By accident or design there was some neat statesmanship choreography at last year’s UN General Assembly meeting. It was President Obama’s final address to the annual global summit and Theresa May’s first, having recently become the UK’s prime minister in the wake of our own seismic event – Brexit – that was just the start of 2016’s international political shake out. Both leaders spoke to the same theme: inclusive growth.
The path to prosperity, the President said, “does not require succumbing to a soulless capitalism that benefits only the few, but rather recognizes that economies are more successful when we close the gap between rich and poor, and growth is broadly based.” Theresa May similarly argued that global institutions and political leaders “must recognise that for too many…men and women the increasing pace of globalisation has left them feeling left behind.”
Over the last twelve months the RSA Inclusive Growth Commission has sought practical ways to enable as many people as possible to contribute to, and benefit from a new kind of inclusive economic growth. Although UK focussed in its inquiry, the Commission drew upon evidence from across the world, joining a delegation of UK city leaders and academics to visit three northern European cities (Helsinki, Malmö and Rotterdam), as well as sharing insight with partners such as the OECD and Brookings Institute.
From the RSA Inclusive Growth Commission's final report.
As Bill de Blasio, Mayor of New York said at the inaugural OECD Champion Mayors for Inclusive Growth initiative event, that the failure of our economies to create inclusive growth is “not an abstract issue, but one with a real human price”. The sheer scale and complexity of that price was brought home by the poignant absence of one of the OECD’s inclusive growth champion mayors, Anne Hildago, Mayor of Paris, who was still dealing with the aftermath of the November 2015 Paris terrorist attacks. Inclusive growth is partly about hard economics, productivity and the narrowing of inequality. But is also about belonging and identity, whether people feel part of their place, secure in their work and in their communities.

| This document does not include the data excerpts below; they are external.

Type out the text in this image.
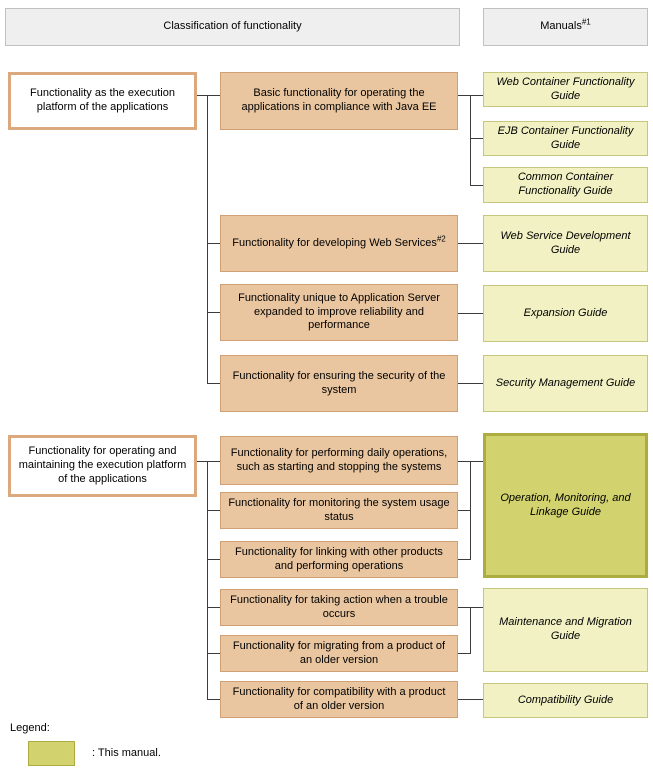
Classification of functionality	Manuals$^{\#1}$
Functionality as the execution platform of the applications
Basic functionality for operating the applications in compliance with Java EE
Functionality for developing Web Services$^{\#2}$
Functionality unique to Application Server expanded to improve reliability and performance
Functionality for ensuring the security of the system
Web Container Functionality Guide
EJB Container Functionality Guide
Common Container Functionality Guide
Web Service Development Guide
Expansion Guide
Security Management Guide
Functionality for operating and maintaining the execution platform of the applications
Functionality for performing daily operations, such as starting and stopping the systems
Functionality for monitoring the system usage status
Functionality for linking with other products and performing operations
Functionality for taking action when a trouble occurs
Functionality for migrating from a product of an older version
Functionality for compatibility with a product of an older version
Operation, Monitoring, and Linkage Guide
Maintenance and Migration Guide
Compatibility Guide
Legend:
: This manual.
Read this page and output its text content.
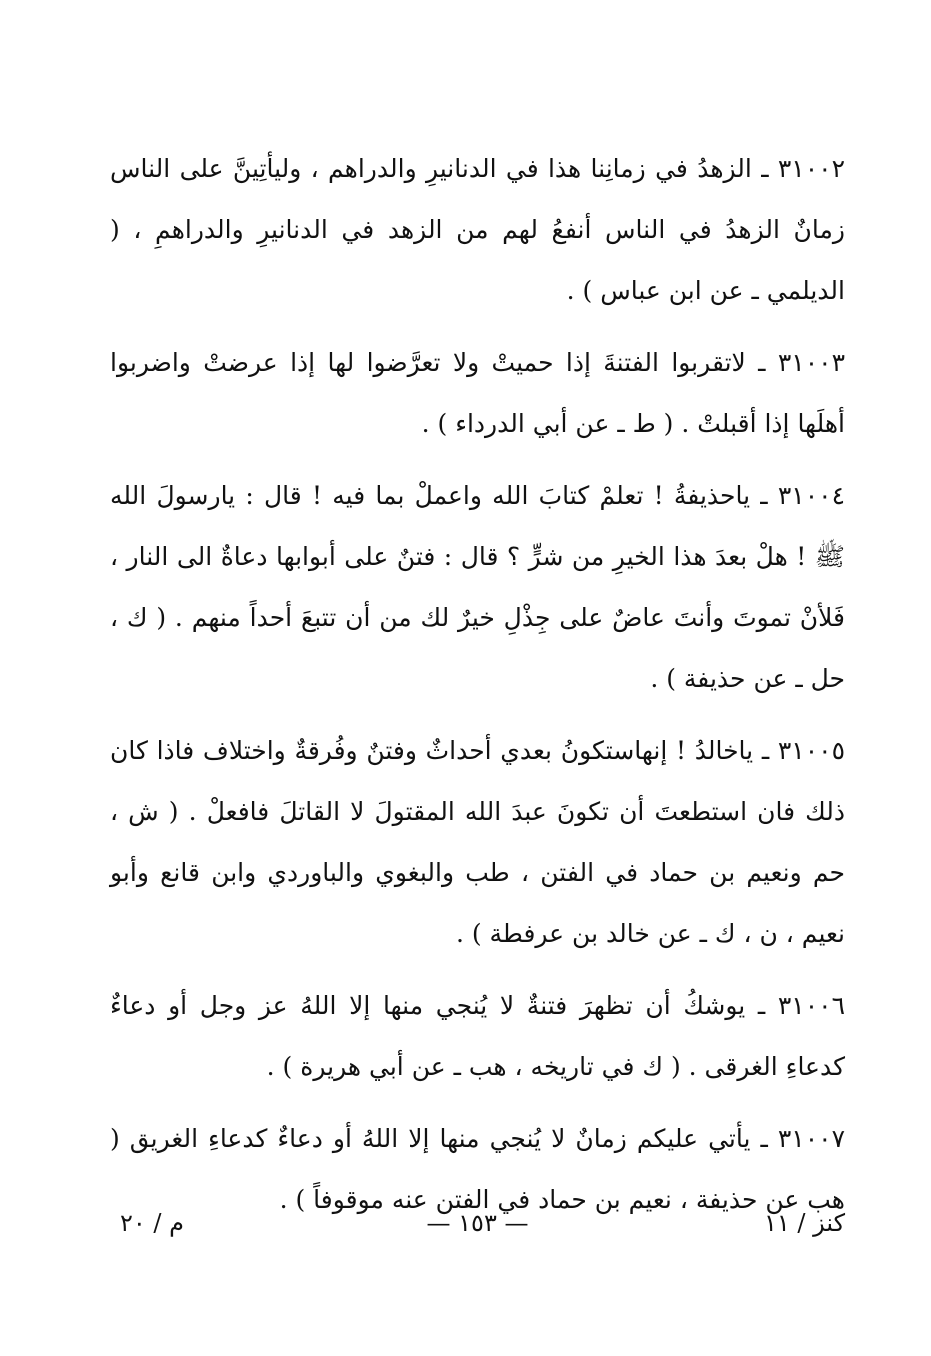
٣١٠٠٢ ـ الزهدُ في زمانِنا هذا في الدنانيرِ والدراهم ، وليأتِينَّ على الناس زمانٌ الزهدُ في الناس أنفعُ لهم من الزهد في الدنانيرِ والدراهمِ ، ( الديلمي ـ عن ابن عباس ) .

٣١٠٠٣ ـ لاتقربوا الفتنةَ إذا حميتْ ولا تعرَّضوا لها إذا عرضتْ واضربوا أهلَها إذا أقبلتْ . ( ط ـ عن أبي الدرداء ) .

٣١٠٠٤ ـ ياحذيفةُ ! تعلمْ كتابَ الله واعملْ بما فيه ! قال : يارسولَ الله ﷺ ! هلْ بعدَ هذا الخيرِ من شرٍّ ؟ قال : فتنٌ على أبوابها دعاةٌ الى النار ، فَلأنْ تموتَ وأنتَ عاضٌ على جِذْلِ خيرٌ لك من أن تتبعَ أحداً منهم . ( ك ، حل ـ عن حذيفة ) .

٣١٠٠٥ ـ ياخالدُ ! إنهاستكونُ بعدي أحداثٌ وفتنٌ وفُرقةٌ واختلاف فاذا كان ذلك فان استطعتَ أن تكونَ عبدَ الله المقتولَ لا القاتلَ فافعلْ . ( ش ، حم ونعيم بن حماد في الفتن ، طب والبغوي والباوردي وابن قانع وأبو نعيم ، ن ، ك ـ عن خالد بن عرفطة ) .

٣١٠٠٦ ـ يوشكُ أن تظهرَ فتنةٌ لا يُنجي منها إلا اللهُ عز وجل أو دعاءٌ كدعاءِ الغرقى . ( ك في تاريخه ، هب ـ عن أبي هريرة ) .

٣١٠٠٧ ـ يأتي عليكم زمانٌ لا يُنجي منها إلا اللهُ أو دعاءٌ كدعاءِ الغريق ( هب عن حذيفة ، نعيم بن حماد في الفتن عنه موقوفاً ) .

كنز / ١١
— ١٥٣ —
م / ٢٠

Globally, inclusive growth is perhaps the most urgent issue facing policy makers (the other being climate change). The Commission’s final report, ‘Making our economy work for everyone’ sets out five principles for inclusive growth that not only can apply to UK government – national and local – but to other nations, cities and global institutions (as well as other intractable policy problems):
- Create a shared, binding mission, involving business, civil society and communities;
- Align incentives by measuring the outcomes we value at the most appropriate scale;
- Understand the system, identifying political, social and institutional barriers to, and opportunities for, change;
- Mobilise flexible, long term resource to invest at scale; and,
- Entrepreneurial leadership to respond dynamically, maintain momentum and capitalise on opportunities for change, particularly at a city-level.
Alongside the final report the Commission published ‘Inclusive Growth: Principles in Practice’ a collection of case studies mapped against each of the five principles (more examples are also available on our global case studies map). From Louisville and Salt Lake City in the US, to Freiburg in Germany, the best mayors are already showing how they can achieve a new kind of ‘whole-place’ leadership that makes the most of their convening power – shaping a conversation with local people, businesses and civil society leaders as to the type of economy they want to create, and how – together – they can achieve this.
The UK’s decision to leave the European Union – to embark upon ‘Brexit’ - brought the Inclusive Growth Commission’s agenda to our political fore. Since then we’ve had a change of government and watched as Donald Trump was elected President of the United States. On Wednesday we look to the Netherlands and in a few weeks to the French Presidential elections. The politics of the ‘left behind’ is the only game in town. That’s why the question facing leaders from May to Corbyn, and Trump to Merkel, is, how can governments create inclusive growth?